Business is driven by the customer. It is not true, as Jean-Baptiste Say used to believe, that supply creates its own demand. The entrepreneur’s job is to identify demand, where demand means people wanting goods or services, and ready and willing to pay for them promptly and at a price that will ensure a profit to the entrepreneur.

Most co-ops in South Africa are set up in what Lenin referred to as the “Asiatic manner”, expecting to produce first and sell later. Whereas, as Lenin pointed out, to be a good co-operator one must be what he called a “cultured trader”. Above all, this means securing the demand before you make (or buy) and supply. The entrepreneur is a trader, and a cultured trader.

A great deal follows from that, and these are the considerations that define the world around the co-operatives, small and medium sized businesses that Dr Blade Nzimande referred to. Most of these considerations are obscured or downright lied-about in capitalist literature. Morris’s short article is a rare example of relative candour in the business press, which makes it very well worth reading.
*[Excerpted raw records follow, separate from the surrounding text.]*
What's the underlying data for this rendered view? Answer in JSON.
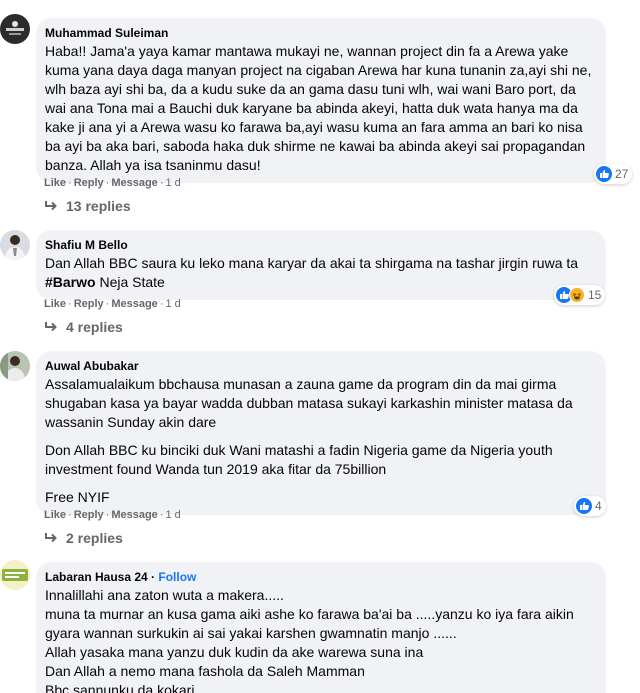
{
  "comments": [
    {
      "author": "Muhammad Suleiman",
      "paragraphs": [
        "Haba!! Jama'a yaya kamar mantawa mukayi ne, wannan project din fa a Arewa yake kuma yana daya daga manyan project na cigaban Arewa har kuna tunanin za,ayi shi ne, wlh baza ayi shi ba, da a kudu suke da an gama dasu tuni wlh, wai wani Baro port, da wai ana Tona mai a Bauchi duk karyane ba abinda akeyi, hatta duk wata hanya ma da kake ji ana yi a Arewa wasu ko farawa ba,ayi wasu kuma an fara amma an bari ko nisa ba ayi ba aka bari, saboda haka duk shirme ne kawai ba abinda akeyi sai propagandan banza. Allah ya isa tsaninmu dasu!"
      ],
      "actions": {
        "like": "Like",
        "reply": "Reply",
        "message": "Message",
        "time": "1 d"
      },
      "reactions": {
        "count": "27"
      },
      "replies": "13 replies"
    },
    {
      "author": "Shafiu M Bello",
      "text_before": "Dan Allah BBC saura ku leko mana karyar da akai ta shirgama na tashar jirgin ruwa ta ",
      "hashtag": "#Barwo",
      "text_after": " Neja State",
      "actions": {
        "like": "Like",
        "reply": "Reply",
        "message": "Message",
        "time": "1 d"
      },
      "reactions": {
        "count": "15"
      },
      "replies": "4 replies"
    },
    {
      "author": "Auwal Abubakar",
      "paragraphs": [
        "Assalamualaikum bbchausa munasan a zauna game da program din da mai girma shugaban kasa ya bayar wadda dubban matasa sukayi karkashin minister matasa da wassanin Sunday akin dare",
        "Don Allah BBC ku binciki duk Wani matashi a fadin Nigeria game da Nigeria youth investment found Wanda tun 2019 aka fitar da 75billion",
        "Free NYIF"
      ],
      "actions": {
        "like": "Like",
        "reply": "Reply",
        "message": "Message",
        "time": "1 d"
      },
      "reactions": {
        "count": "4"
      },
      "replies": "2 replies"
    },
    {
      "author": "Labaran Hausa 24",
      "follow": "Follow",
      "lines": [
        "Innalillahi ana zaton wuta a makera.....",
        "muna ta murnar an kusa gama aiki ashe ko farawa ba'ai ba .....yanzu ko iya fara aikin gyara wannan surkukin ai sai yakai karshen gwamnatin manjo ......",
        "Allah yasaka mana yanzu duk kudin da ake warewa suna ina",
        "Dan Allah a nemo mana fashola da Saleh Mamman",
        "Bbc sannunku da kokari"
      ]
    }
  ]
}
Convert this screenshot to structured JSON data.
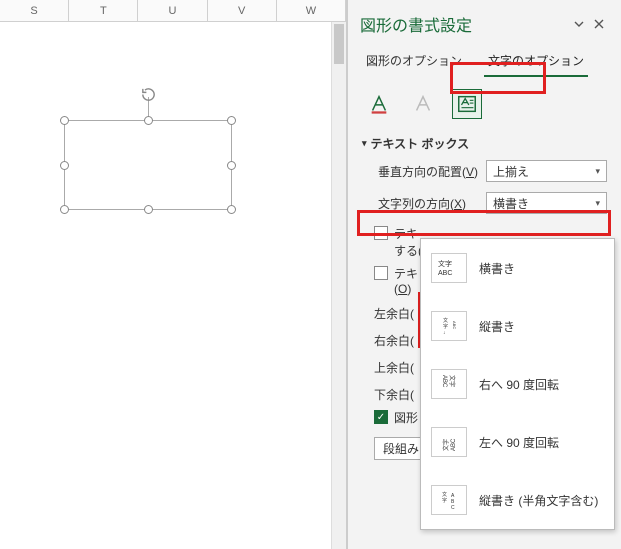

The market is crucial, but contrary to what the bourgeois ideologues keep on saying, the market is not free or open. It is we, the opponents of monopoly capitalism, who are the true “free-marketeers”. Small businesses, including co-ops, to survive, must have access to markets that are not dominated by predatory monopolistic market manipulators; and if they are selling to the state, they must be paid on time and in full. These conditions hardly exist in South Africa, which has historically been monopolistic in the extreme, and whose government, on the other hand, is a notoriously slow payer.

The Chinese delegation that visited South Africa in 2009 told us that the Chinese peasants are guaranteed a market by the state, at the same price that private buyers are prepared to pay.

South Africa will also have to pay attention to the question of the market for peasant, petty-bourgeois, and co-operative production, as well as to the subjective, exhortative, educational contribution, which is so clear in Lenin’s approach and which he explicitly recommends.

Even if it may not always be a matter of the state setting up co-ops, yet the mass social development of peasants and petty-bourgeois is always going to be a matter of educating, organising, and mobilising. Paradoxically, and for this reason, the petty-bourgeoisie needs the communists.

Illustration: “Entrepreneur” means one who “holds together”, as the ring in the picture holds together the chains. Most especially the business entrepreneur holds together demand and supply.